Finding genetic variants responsible for human disease hiding in universe of benign variants
Klaus Lehnert and Russell Snell, Jessie Jacobsen and Brendan Swan, School of Biological Sciences
Introduction and research
Our programs aim to unravel the genetic basis of human diseases, using new approaches enabled by recent step-changes in genetic sequencing technologies (aka the “$1000 genome”). The human genome comprises 3 billion loci, and individuals typically differ from this ‘reference’ at millions of sites. These differences are the result of a complex interplay between ancient mutations, selection for survival fitness, mating between populations, events of near-extinction, and strong population expansion over the last ~150 years. A constant supply of new mutations creates new variants that are extremely rare. Some of these variants are directly responsible for disease, and others cause genetic diseases in unknown combinations.
We combine classical genetics approaches with genome sequencing to identify potentially disease-causing variants for experimental validation. One of our focus areas are neurological diseases, and we started a large project to understand the genetic nature of autism- spectrum disorders (www.mindsforminds.org.nz/), an often debilitating neurodevelopmental condition with increasing prevalence in all human populations. We expect that identification of genetic mutations will help us to better understand the disease process and identify new targets for therapeutic intervention. We take similar approaches to support mutation discovery in clinical research in collaboration with ADHB.
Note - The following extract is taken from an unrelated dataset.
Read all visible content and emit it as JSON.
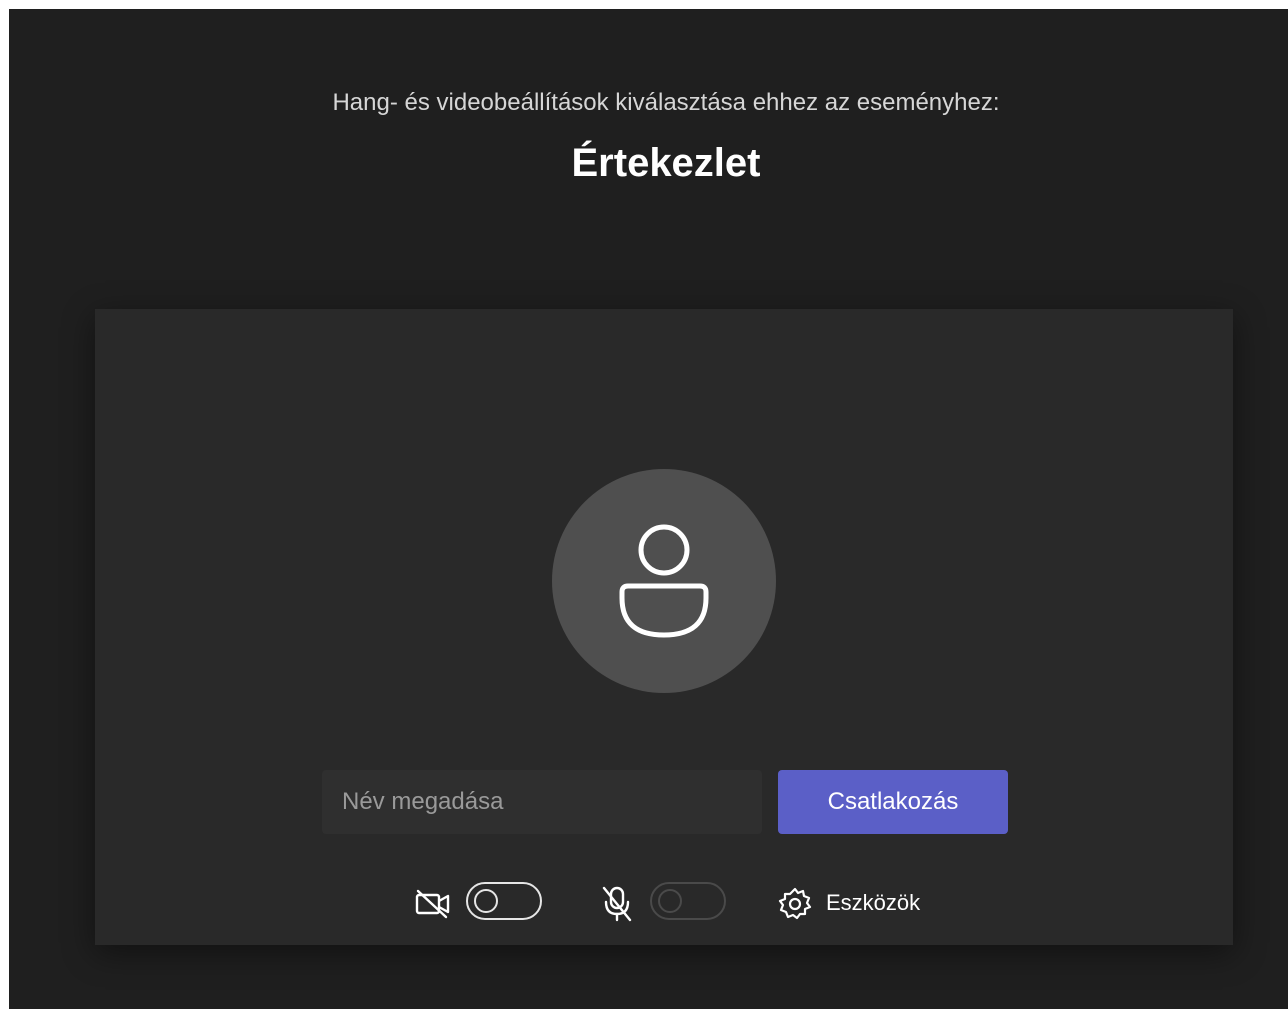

This is ’big data’ research – we typically process 100 billion ‘data points’ for each family, and the data analysis and storage requirements have pose significant challenges to traditionally data-poor biomedical analysis.
What was done on the Pan cluster and how it helped
Using the parallel processing options available on the Pan cluster we were able to derive optimal combinations for multiple inter- dependent parameters to align billions of short sequence reads to the human genome. These sequence read are strings of 100 nucleotide ‘characters’ (one of the four DNA ‘bases’ plus ‘not known’), including a confidence score for each base call, and contain a small number of differences to the reference string – the patient’s individual and population-specific variants. The non-uniform nature of the human genome reference further complicates the similarity search. The goal is to assign a unique position for each read in the genome, using mixed algorithms employing string matching to ‘seed’ the alignment and a combination of string matching and similarity scoring to extend the alignment through gaps and differences, taking into account the confidence score for each base call. Through parameter optimisation and multi-threading we successfully reduced run times from several hours to seven minutes per patient.
The second step of each patient’s genome analysis aims to derive ‘genotypes’ for each of the millions of loci that differ from the reference in each patient.
A genotype is a ‘best call’ for the two characters that can be observed at a single position (humans have two non-identical copies of each gene, one inherited from each parent). Genome sequencing creates 20-500 individual ‘observations’ for each of the 3 billion genome positions. The observations may be inconsistent, and/or may be different to the reference. We obtain a ‘consensus call’ for each position through a process that first proposes a de novo solution for the variant locus (i.e. not influenced by the reference), and then applies complex Bayesian framework to compute the most probable genotype at each locus.
This process requires approximately 2000 hours of computation for a single family. However, on the Pan cluster we can apply a classic scatter-gather approach: we split the genome into dozens of segments, compute genotypes and probabilities for all segments in parallel, and then combine the results from the individual computations to generate a list of all variants in each individual. Total compute time remains unchanged, but the process completes within a few hours!
Figure 1: A new mutation – is it real, and does it cause disease? A visualisation of the alignment of 360 million 100-nucleotide reads for a parent-child trio against an unrelated genome reference. The window is zoomed on 110 of the 3 billion bases in the human genome (horizontal axis), the vertical axis shows features in the reference genome (top), the reference sequence (colour-coded), followed by three panels displaying several hundred reads (grey lines) obtained from the genomic DNA from father, mother, and child. Differences to the reference sequence are indicated in colour, positions identical to the reference are in grey (majority). Our analysis on Pan has clearly identified a new mutation in the child (orange squares, bottom panel), and it appears to affect only one of the child’s two gene copies.
We use standard bioinformatics software programs such as Burrows-Wheeler aligner, the Genome Analysis Toolkit (GATK), samtools, and others; these work very well but require multi- dimensional parameter optimisation. Being able to obtain results in hours instead of months allows us to analyse more patients than otherwise possible, and the time gained for variant interpretation increases the number of cases we can analyse. The NeSI approach has allowed us to perform this research in collaboration with colleagues in Christchurch and Dunedin. The Pan cluster is the perfect home for this collaboration, and the use of a shared computation platform leverages the development effort in the three research teams.
What’s next?
NeSI’s high-bandwidth connection and compute facilities will allow us to extend our collaboration across the Tasman, and we look forward to working with new collaborators in Australia. And of course there are disease-causing variants to be discovered!